In a 1757 essay, philosopher David Hume argued that because "the general principles of taste are uniform in human nature" the value of some works of art might be essentially eternal. He observed that the "same Homer who pleased at Athens and Rome two thousand years ago, is still admired at Paris and London." The works that manage to endure over millennia, Hume thought, do so precisely because they appeal to deep, unchanging features of human nature.
Some unique works of art, for example, Beethoven's Pastoral Symphony, possess this rare but demonstrable capacity to excite the human mind across cultural boundaries and through historic time. I cannot prove it, but I think a small body of such works—by Homer, Bach, Shakespeare, Murasaki Shikibu, Vermeer, Michelangelo, Wagner, Jane Austen, Sophocles, Hokusai—will be sought after and enjoyed for centuries or millennia into the future. As much as fashions and philosophies are bound to change, these works will remain objects of permanent value to human beings.

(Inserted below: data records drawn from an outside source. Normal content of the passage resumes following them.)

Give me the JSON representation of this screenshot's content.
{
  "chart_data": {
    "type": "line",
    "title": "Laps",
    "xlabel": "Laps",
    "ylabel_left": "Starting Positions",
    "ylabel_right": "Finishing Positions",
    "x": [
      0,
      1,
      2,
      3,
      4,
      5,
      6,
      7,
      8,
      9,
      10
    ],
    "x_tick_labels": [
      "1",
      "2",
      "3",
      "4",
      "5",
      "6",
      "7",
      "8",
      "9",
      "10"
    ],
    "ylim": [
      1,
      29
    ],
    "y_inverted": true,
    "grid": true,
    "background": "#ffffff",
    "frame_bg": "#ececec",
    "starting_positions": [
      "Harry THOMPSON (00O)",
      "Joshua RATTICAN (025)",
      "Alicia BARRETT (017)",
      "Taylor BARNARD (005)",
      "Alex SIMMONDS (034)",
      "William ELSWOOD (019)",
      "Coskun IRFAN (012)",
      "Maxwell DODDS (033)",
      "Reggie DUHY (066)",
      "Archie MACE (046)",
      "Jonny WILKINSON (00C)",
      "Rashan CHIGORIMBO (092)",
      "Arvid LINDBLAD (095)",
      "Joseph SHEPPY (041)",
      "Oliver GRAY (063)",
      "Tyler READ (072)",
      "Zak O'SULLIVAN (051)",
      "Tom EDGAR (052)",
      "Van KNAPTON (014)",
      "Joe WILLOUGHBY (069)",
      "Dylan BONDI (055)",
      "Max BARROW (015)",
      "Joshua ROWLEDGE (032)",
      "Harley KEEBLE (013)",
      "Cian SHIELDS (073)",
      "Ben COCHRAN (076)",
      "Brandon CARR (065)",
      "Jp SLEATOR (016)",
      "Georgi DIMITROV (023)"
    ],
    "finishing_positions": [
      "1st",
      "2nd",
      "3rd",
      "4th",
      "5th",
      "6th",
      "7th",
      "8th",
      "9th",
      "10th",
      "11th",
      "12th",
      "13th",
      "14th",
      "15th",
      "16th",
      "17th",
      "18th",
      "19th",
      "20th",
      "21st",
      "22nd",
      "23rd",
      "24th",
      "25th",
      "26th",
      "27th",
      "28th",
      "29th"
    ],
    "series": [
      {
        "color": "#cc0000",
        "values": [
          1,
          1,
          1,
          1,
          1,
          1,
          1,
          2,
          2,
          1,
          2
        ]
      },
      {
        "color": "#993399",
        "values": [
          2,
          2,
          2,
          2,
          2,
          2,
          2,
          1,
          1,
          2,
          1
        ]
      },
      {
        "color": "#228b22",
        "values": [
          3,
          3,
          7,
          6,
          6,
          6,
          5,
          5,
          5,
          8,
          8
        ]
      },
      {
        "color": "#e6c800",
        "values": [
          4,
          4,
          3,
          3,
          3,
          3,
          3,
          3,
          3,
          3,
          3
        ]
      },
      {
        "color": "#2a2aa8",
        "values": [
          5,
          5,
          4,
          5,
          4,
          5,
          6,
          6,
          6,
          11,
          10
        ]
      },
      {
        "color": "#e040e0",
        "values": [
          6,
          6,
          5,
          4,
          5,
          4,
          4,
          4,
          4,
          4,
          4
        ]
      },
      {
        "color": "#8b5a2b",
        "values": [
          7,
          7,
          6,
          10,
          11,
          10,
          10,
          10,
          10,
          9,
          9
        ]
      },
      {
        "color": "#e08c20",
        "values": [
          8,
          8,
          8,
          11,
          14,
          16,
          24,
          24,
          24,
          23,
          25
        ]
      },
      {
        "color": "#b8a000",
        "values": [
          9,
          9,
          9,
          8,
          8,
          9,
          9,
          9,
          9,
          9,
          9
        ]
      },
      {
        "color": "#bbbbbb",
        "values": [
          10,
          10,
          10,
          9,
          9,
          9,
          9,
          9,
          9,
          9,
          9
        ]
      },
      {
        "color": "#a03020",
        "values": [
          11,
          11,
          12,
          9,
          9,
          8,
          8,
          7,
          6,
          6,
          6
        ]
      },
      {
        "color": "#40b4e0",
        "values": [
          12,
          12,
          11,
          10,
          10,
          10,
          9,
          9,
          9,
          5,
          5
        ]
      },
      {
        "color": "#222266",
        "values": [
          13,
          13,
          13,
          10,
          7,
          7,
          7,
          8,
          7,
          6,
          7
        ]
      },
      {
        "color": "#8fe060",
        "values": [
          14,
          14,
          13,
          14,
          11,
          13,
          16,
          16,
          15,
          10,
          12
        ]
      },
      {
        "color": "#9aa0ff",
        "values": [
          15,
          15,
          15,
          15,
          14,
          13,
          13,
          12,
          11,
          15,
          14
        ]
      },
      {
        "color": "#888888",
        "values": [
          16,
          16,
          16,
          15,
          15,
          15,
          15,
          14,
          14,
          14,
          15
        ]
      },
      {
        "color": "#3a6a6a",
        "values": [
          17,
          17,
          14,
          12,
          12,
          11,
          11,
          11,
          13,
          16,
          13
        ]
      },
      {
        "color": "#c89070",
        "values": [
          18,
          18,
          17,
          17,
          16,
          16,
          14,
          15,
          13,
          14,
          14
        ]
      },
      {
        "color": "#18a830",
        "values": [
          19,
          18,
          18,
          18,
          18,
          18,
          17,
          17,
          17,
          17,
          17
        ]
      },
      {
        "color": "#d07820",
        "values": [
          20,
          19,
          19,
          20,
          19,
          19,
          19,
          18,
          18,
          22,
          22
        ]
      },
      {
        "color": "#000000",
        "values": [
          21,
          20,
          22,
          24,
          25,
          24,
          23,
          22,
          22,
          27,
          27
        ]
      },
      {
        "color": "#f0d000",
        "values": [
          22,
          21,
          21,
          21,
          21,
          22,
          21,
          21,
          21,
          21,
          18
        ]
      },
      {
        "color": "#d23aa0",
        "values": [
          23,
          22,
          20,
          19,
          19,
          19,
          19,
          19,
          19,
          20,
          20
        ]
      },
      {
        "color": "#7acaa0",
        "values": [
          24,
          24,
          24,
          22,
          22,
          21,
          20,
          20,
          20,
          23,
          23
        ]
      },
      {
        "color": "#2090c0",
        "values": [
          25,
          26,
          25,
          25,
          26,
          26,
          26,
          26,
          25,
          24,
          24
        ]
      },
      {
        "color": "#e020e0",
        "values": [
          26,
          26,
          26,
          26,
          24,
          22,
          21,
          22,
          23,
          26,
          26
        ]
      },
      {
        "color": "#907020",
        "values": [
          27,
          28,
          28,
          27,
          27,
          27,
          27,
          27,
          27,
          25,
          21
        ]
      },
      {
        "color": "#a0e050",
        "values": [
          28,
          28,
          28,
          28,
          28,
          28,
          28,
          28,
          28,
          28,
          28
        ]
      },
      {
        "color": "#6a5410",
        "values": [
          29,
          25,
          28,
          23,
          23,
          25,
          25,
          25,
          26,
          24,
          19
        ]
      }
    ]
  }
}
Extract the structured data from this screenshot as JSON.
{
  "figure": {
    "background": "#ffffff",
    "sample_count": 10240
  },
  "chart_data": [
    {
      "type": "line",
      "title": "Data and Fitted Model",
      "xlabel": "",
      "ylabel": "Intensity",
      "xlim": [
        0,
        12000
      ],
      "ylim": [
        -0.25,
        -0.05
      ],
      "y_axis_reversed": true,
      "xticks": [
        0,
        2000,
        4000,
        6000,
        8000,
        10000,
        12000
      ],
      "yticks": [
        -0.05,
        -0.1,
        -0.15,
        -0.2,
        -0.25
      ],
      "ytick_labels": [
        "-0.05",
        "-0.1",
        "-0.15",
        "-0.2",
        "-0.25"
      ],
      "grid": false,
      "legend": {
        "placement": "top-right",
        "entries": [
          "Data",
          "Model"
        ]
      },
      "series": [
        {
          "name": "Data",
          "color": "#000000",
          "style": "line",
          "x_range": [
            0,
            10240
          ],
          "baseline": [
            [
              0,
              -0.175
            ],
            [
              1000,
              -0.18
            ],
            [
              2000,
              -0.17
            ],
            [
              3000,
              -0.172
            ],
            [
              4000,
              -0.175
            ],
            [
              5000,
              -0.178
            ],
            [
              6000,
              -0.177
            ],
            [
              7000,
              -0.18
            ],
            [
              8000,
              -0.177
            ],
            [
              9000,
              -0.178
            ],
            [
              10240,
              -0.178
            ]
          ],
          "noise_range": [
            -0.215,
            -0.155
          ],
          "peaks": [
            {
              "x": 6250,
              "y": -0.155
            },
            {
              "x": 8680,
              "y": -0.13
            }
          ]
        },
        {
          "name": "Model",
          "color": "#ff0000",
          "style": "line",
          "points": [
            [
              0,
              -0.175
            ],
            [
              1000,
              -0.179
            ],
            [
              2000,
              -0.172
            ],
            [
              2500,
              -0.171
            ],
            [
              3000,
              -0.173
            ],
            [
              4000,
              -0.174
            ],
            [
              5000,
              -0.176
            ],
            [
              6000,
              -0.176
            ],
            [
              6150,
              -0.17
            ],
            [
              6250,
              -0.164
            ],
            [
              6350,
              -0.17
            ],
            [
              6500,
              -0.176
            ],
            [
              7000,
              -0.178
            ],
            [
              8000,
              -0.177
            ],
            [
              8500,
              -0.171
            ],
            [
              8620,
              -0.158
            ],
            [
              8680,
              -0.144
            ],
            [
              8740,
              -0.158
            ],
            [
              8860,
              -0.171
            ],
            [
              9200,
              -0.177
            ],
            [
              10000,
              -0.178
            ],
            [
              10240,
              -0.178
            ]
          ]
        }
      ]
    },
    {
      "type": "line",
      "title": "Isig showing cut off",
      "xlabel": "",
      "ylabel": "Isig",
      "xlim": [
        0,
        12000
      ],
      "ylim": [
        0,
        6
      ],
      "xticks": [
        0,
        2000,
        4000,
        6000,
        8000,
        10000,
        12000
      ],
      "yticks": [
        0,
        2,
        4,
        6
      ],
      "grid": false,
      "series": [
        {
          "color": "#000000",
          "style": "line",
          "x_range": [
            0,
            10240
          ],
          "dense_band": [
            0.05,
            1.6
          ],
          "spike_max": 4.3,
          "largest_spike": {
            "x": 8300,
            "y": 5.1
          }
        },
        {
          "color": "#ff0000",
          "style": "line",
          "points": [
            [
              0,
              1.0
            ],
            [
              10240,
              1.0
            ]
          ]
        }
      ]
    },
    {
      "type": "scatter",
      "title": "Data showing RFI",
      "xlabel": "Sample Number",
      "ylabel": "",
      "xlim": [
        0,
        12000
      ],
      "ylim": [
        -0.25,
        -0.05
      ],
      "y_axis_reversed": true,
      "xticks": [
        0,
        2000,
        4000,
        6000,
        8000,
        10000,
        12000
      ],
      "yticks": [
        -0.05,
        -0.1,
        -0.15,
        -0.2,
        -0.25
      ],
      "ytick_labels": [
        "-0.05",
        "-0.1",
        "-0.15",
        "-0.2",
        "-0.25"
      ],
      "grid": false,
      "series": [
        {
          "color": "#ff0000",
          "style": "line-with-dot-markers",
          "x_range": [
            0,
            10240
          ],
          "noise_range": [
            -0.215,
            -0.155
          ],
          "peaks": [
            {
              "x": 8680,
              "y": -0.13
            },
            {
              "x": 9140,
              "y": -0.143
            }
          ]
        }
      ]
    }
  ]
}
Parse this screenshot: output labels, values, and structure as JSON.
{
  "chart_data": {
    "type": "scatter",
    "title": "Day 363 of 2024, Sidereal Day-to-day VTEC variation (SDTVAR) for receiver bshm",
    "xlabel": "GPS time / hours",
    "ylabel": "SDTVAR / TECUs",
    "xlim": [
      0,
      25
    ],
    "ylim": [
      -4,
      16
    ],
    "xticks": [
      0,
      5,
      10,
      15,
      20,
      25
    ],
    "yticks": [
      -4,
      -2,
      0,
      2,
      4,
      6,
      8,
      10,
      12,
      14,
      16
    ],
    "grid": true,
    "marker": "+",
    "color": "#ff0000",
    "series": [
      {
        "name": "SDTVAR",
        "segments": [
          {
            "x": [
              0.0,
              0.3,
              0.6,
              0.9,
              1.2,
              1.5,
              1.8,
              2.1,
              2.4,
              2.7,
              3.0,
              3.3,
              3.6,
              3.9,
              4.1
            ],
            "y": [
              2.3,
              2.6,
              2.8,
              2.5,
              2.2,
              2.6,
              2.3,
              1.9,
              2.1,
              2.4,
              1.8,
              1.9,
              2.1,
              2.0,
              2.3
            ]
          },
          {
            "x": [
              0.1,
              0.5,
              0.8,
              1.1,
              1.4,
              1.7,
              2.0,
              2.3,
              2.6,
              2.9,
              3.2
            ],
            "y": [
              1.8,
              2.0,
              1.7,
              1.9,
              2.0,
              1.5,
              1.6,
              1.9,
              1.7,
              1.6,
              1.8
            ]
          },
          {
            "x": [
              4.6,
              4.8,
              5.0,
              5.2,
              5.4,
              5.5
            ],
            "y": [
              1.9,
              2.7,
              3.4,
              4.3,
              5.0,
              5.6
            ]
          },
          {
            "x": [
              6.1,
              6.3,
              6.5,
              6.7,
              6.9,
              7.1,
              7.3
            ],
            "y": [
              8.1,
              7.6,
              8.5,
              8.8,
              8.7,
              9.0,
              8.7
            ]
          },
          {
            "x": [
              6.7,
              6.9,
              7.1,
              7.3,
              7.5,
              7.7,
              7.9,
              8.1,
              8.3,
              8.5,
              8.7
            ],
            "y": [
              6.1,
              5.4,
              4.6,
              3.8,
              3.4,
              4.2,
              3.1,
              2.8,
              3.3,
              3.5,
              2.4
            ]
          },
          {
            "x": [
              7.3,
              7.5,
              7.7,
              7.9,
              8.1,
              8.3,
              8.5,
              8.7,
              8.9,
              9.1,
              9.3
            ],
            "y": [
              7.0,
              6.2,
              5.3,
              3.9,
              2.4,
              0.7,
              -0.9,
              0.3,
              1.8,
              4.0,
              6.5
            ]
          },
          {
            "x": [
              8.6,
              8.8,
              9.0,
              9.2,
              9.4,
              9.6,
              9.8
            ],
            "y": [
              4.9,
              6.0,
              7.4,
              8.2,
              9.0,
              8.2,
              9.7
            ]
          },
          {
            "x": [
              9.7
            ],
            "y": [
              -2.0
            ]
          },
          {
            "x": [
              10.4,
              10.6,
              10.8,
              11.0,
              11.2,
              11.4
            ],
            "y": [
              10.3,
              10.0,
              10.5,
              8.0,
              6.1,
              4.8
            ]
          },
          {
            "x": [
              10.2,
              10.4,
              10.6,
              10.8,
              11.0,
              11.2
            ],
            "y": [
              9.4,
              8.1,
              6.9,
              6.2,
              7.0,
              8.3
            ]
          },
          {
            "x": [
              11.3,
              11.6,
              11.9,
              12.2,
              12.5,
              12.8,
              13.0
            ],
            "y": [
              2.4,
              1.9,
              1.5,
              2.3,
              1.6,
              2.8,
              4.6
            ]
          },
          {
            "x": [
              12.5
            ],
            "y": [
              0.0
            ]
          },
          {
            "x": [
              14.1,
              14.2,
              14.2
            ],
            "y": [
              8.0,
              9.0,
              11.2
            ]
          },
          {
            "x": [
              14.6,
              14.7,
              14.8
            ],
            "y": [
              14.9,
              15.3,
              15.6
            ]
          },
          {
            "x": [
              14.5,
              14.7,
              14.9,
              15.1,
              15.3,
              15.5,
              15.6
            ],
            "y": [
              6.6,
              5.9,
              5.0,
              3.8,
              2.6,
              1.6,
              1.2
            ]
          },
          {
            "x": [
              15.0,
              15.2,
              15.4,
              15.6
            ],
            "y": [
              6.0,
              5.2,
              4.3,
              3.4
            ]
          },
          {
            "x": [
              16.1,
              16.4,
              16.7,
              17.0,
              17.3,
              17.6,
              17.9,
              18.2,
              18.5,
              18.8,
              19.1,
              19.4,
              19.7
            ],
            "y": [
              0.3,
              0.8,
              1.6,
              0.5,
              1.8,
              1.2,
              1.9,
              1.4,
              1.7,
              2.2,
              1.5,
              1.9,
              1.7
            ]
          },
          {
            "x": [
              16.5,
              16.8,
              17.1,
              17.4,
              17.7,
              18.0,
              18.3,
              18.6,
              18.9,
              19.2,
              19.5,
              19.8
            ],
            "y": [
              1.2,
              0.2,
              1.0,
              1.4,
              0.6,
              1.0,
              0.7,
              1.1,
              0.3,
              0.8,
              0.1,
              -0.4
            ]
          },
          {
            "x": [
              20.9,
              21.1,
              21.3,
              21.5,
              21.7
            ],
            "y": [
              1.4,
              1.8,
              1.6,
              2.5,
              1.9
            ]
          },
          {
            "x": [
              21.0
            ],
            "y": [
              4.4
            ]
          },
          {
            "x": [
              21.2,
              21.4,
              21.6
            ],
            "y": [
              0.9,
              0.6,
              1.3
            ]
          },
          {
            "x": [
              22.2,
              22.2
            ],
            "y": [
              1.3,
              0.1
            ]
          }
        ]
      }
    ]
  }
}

These epochal survivors of art are more than just popular. The majority of works of popular art today are not inevitably shallow or worthless, but they tend to be easily replaceable. In the modern mass art system, artistic forms endure, while individual works drop away. Spy thrillers, romance novels, pop songs, and soap operas are daily replaced by more thrillers, romance novels, pop songs, and soap operas. In fact, the ephemeral nature of mass art seems more pronounced than ever: most popular works are incapable of surviving even a year, let alone a couple of generations. It's different with art's classic survivors: even if they began, as Sophocles' and Shakespeare's did, as works of popular art, they set themselves apart in their durable appeal: nothing kills them. Audiences keep coming back to experience these original works themselves.
Against the idea of permanent aesthetic values is cultural relativism, which is taught as the default orthodoxy in many university departments. Aesthetic values have been widely construed by academics as merely contingent reflections of local social and economic conditions. Beauty, if not in the eye of the beholder, has been misconstrued as merely in the eyes of society, a conditioning that determines values of cultural seeing. Such veins of explanation often include no small amount of cynicism: why do people go to the opera? Oh, to show off their furs. Why are they thrilled by famous paintings? Because they're worth millions. Beneath such explanations is a denial of intrinsic aesthetic merit.
Such aesthetic relativism is decisively refuted, as Hume understood, by the cross-cultural appeal of a small class of art objects over centuries: Mozart packs Japanese concerts halls, as Hiroshige does Paris galleries, while new productions of Shakespeare in every major language of the world are endless. And finally, it is beginning to look as though empirical psychology is equipped to address the universality of art. For example, evolutionary psychology is being used by literary scholars to explain the persistent themes and plot devices in fiction. The rendering of faces, bodies, and landscape preferences in art is amenable to psychological investigation. The structure of musical perception is now open to experimental analysis as never before. Poetic experience can be elucidated by the insights of contemporary linguistics. None of this research promises a recipe for creating great art, but it can throw light on what we already know about aesthetic pleasure.
What's going on most days in the Metropolitan Museum and most nights at Lincoln Center involves aesthetic experiences that will be continuously revived and relived by our descendents into an indefinite future. In a way, this makes the creations of the greatest artists as much permanent achievements as the discoveries of greatest scientists. That much I think I know. The question we should now ask is, What makes this possible? What is it about the highest works of art that gives them eternal appeal?